RBC, melalui analisis ekonomnya, mencatat bahwa belanja menggunakan kartu di Kanada menunjukkan peningkatan moderat pada Februari meskipun rumah tangga terus memangkas belanja barang diskresioner. Data ini menyoroti bahwa ukuran penjualan ritel inti dengan rata-rata tiga bulan tetap negatif, namun membaik dibanding Januari. Dalam laporan yang dibahas Cetro Trading Insight, tren ini dipandang sebagai tanda pelemahan momentum konsumsi nasional yang mulai mereda.
Nilai inti penjualan ritel pada rata-rata tiga bulan turun hanya -0,1 persen pada Februari, lebih baik dibandingkan -0,3 persen pada bulan sebelumnya. Penurunan tersebut menunjukkan perbaikan setelah gangguan cuaca dan kelelahan pasca-libur berkurang, meskipun konteksnya tetap menahan daya beli di beberapa segmen.

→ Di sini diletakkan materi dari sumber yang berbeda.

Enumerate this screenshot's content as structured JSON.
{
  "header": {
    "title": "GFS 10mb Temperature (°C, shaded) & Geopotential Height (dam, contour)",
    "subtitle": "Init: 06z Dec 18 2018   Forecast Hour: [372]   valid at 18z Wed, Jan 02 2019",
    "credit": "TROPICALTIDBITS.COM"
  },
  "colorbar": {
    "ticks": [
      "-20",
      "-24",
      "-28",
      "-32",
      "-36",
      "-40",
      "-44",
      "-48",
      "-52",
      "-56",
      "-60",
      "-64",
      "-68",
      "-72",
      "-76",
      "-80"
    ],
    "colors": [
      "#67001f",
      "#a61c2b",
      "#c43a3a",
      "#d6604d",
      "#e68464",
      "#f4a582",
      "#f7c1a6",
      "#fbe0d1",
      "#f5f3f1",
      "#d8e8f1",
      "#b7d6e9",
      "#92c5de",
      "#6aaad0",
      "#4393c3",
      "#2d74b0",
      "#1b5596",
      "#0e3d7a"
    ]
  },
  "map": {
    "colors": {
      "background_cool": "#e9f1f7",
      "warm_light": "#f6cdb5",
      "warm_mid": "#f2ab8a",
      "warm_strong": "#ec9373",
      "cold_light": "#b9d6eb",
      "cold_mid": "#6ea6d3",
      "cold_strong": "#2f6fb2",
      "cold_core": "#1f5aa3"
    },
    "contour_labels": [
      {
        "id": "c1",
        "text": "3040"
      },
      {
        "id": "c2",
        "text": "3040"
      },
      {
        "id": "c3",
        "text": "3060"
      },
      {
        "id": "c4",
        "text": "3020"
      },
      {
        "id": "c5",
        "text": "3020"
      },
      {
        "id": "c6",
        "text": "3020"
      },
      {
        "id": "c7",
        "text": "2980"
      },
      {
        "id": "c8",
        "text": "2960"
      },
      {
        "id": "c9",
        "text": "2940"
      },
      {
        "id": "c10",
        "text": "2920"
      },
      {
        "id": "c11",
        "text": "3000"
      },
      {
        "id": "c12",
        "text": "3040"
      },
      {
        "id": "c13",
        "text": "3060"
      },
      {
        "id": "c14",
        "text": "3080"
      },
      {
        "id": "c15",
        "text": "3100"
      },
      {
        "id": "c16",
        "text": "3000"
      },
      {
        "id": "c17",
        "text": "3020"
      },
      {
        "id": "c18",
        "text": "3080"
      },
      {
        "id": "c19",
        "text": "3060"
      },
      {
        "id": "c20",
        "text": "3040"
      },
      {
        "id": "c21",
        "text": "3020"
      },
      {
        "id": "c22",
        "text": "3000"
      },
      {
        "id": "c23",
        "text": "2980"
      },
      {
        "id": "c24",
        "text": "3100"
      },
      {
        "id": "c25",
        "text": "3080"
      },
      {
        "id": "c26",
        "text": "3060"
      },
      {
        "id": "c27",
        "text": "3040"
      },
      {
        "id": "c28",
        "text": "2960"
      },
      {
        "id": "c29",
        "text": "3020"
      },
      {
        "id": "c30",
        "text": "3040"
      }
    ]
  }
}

Penurunan di Februari terutama berasal dari barang-barang diskresioner seperti pakaian dan barang terkait, yang menjadi salah satu segmen terlemah. Namun pengeluaran di layanan diskresioner dan kebutuhan pokok mengalami pertumbuhan, menjaga dinamika belanja rumah tangga secara keseluruhan tetap kuat. Travel, hiburan, dan seni mencatat kenaikan terkuat pada rata-rata tiga bulan, menandakan resilien belanja berbasis pengalaman.
Fokus pada dinamika diskresioner menunjukkan bagaimana kelemahan pada barang-barang non esensial sebagian besar diimbangi oleh pertumbuhan pada layanan diskresioner dan kebutuhan pokok. Ini mengindikasikan pergeseran prioritas pengeluaran rumah tangga di tengah pendapatan yang relatif stabil dan tekanan harga.
Rata-rata tiga bulan menunjukkan bahwa belanja untuk layanan diskresioner dan kebutuhan pokok tetap menjadi pondasi stabil bagi konsumsi rumah tangga, sementara sektor perjalanan, hiburan, dan seni menunjukkan dinamika positif. Belanja untuk pengalaman pribadi tetap menjadi motor utama bagi pertumbuhan konsumsi secara keseluruhan.
Melihat ke depan, prospek belanja turut dipengaruhi harga minyak. RBC menilai bahwa harga minyak yang lebih tinggi berpotensi mendorong pembelian di SPBU, meskipun dampaknya terhadap kebutuhan pokok dan barang diskresioner tergantung pada bagaimana konsumen mengalokasikan pendapatan sisa atau menarik tabungan. Intinya, komposisi belanja akan tetap dipengaruhi oleh biaya energi dan likuiditas rumah tangga.
Harga minyak yang lebih tinggi berpotensi mendorong belanja di segmen energi ritel, seperti SPBU, yang pada gilirannya bisa mendukung sektor energi Kanada. Namun dampaknya terhadap belanja pada barang lain akan bergantung pada seberapa besar konsumen menyisihkan pendapatan tambahan untuk kebutuhan pokok maupun tabungan.
Secara umum, data Kanada yang beragam menambah lapisan kompleksitas bagi gambaran pertumbuhan ekonomi global. Sinyal-sinyal menunjukkan adanya perbaikan di sisi layanan konsumsi, sementara sisi barang diskresioner tetap menahan laju pertumbuhan.
Dalam jangka menengah, pergerakan CAD akan sangat dipengaruhi oleh arah kebijakan fiskal, volatilitas harga minyak, dan dinamika perdagangan Kanada. Cetro Trading Insight terus memantau tren ini dan menekankan bahwa prospek mata uang CAD akan bergantung pada bagaimana faktor-faktor energi serta kebijakan ekonomi saling berinteraksi.